In 1915, there was an interesting incident that began with the laborers from the Central Railroad of New Jersey going on strike at the Brooksbrae siding. The strike tied up the rail lines and attempts by railroad management were unsuccessful in easing the tensions. In response to this, agents for the Brooksbrae Brick Company sent a caretaker to the factory. However, during a cold night, the elderly caretaker and his wife lit a fire in their stove without checking or cleaning the chimney’s flue. Smoke backed-up into the house while the couple slept, and within hours it was ablaze. The next morning it was found in ashes by several workers from the nearby Bullock cranberry bogs. After an investigation it was determined an accidental death with no foul play involved. However, the locals in the area, remembering the strike several days earlier, insisted that murder and robbery was the real cause. When Henry Beck recorded his tales about Pasadena, it was this last tale, about murder, that he attached to name ‘Peggy Clevenger.’
The problem with William Kelly’s will had finally been figured out by 1918. Due to an escape clause, the estate could be sold as seen fit by the executors and, the Brooksbrae factory was one of the first pieces to go. After the tragic deaths at the factory, it was sold and never completed.

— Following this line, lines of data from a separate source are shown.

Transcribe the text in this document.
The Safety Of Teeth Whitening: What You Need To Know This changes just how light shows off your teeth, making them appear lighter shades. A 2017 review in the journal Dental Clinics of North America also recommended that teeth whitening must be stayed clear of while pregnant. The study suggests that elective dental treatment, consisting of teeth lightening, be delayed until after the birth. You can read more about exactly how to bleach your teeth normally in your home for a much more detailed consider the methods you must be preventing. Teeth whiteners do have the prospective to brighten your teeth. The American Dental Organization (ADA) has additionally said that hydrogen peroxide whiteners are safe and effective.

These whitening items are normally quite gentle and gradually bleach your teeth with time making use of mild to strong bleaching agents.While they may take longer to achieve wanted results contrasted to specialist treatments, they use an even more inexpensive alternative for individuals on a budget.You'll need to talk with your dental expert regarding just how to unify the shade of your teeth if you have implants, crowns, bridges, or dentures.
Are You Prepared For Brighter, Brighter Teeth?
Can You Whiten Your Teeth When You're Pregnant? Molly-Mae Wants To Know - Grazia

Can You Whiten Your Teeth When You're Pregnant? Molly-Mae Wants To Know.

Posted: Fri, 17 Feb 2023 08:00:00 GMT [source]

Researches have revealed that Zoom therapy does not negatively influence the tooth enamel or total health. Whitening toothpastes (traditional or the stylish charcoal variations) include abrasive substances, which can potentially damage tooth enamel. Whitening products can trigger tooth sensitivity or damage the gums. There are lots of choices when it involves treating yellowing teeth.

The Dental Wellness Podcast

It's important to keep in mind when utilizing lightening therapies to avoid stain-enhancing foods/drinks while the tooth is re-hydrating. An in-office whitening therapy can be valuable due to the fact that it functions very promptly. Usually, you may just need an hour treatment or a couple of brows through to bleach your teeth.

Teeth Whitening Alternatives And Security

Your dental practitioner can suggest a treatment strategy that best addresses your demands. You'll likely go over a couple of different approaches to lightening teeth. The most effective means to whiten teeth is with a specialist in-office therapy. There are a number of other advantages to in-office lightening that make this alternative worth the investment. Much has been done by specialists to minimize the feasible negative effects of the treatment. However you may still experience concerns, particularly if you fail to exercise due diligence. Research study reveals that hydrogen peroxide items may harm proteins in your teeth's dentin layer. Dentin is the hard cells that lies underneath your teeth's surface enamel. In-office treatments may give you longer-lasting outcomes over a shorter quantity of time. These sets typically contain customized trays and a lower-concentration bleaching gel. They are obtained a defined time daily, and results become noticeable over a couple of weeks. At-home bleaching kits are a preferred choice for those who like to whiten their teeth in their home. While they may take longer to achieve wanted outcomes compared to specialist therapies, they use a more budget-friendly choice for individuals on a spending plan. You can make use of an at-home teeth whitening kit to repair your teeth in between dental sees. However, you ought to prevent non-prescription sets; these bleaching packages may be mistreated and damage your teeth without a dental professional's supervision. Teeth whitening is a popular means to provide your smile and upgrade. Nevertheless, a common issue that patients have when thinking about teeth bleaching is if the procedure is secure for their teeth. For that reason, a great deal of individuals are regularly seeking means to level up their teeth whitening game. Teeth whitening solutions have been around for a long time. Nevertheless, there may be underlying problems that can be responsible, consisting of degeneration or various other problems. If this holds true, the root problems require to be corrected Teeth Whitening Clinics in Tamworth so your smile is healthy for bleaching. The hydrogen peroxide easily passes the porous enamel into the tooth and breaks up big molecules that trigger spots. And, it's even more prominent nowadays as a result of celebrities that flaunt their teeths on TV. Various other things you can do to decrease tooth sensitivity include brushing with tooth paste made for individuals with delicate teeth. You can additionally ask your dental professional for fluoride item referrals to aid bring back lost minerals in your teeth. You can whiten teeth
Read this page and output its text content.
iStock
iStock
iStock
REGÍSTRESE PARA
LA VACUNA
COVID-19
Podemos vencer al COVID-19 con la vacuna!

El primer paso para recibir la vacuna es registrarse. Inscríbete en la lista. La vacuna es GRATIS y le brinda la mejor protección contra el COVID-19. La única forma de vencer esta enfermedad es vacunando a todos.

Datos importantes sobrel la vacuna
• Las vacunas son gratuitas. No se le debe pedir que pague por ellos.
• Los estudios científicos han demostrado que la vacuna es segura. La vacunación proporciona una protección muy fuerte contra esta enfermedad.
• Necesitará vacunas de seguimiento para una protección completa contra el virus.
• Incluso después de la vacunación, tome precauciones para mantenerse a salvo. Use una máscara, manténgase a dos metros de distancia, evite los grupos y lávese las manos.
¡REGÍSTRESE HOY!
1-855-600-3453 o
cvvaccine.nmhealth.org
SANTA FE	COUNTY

So, in retrospect, Pasadena was little more than a name on a map. It was a failed attempt at a development in the Pine Barrens, and its current notoriety is only associated with a clay industry that, for the most part, preceded it. The only legacy that Pasadena holds is the folktales that confused and combined the histories of several forgotten localities and one fairly successful clay industry. However, Pasadena is also the key to learning about this wonderful and interesting region of both the Pine Barrens and New Jersey’s past.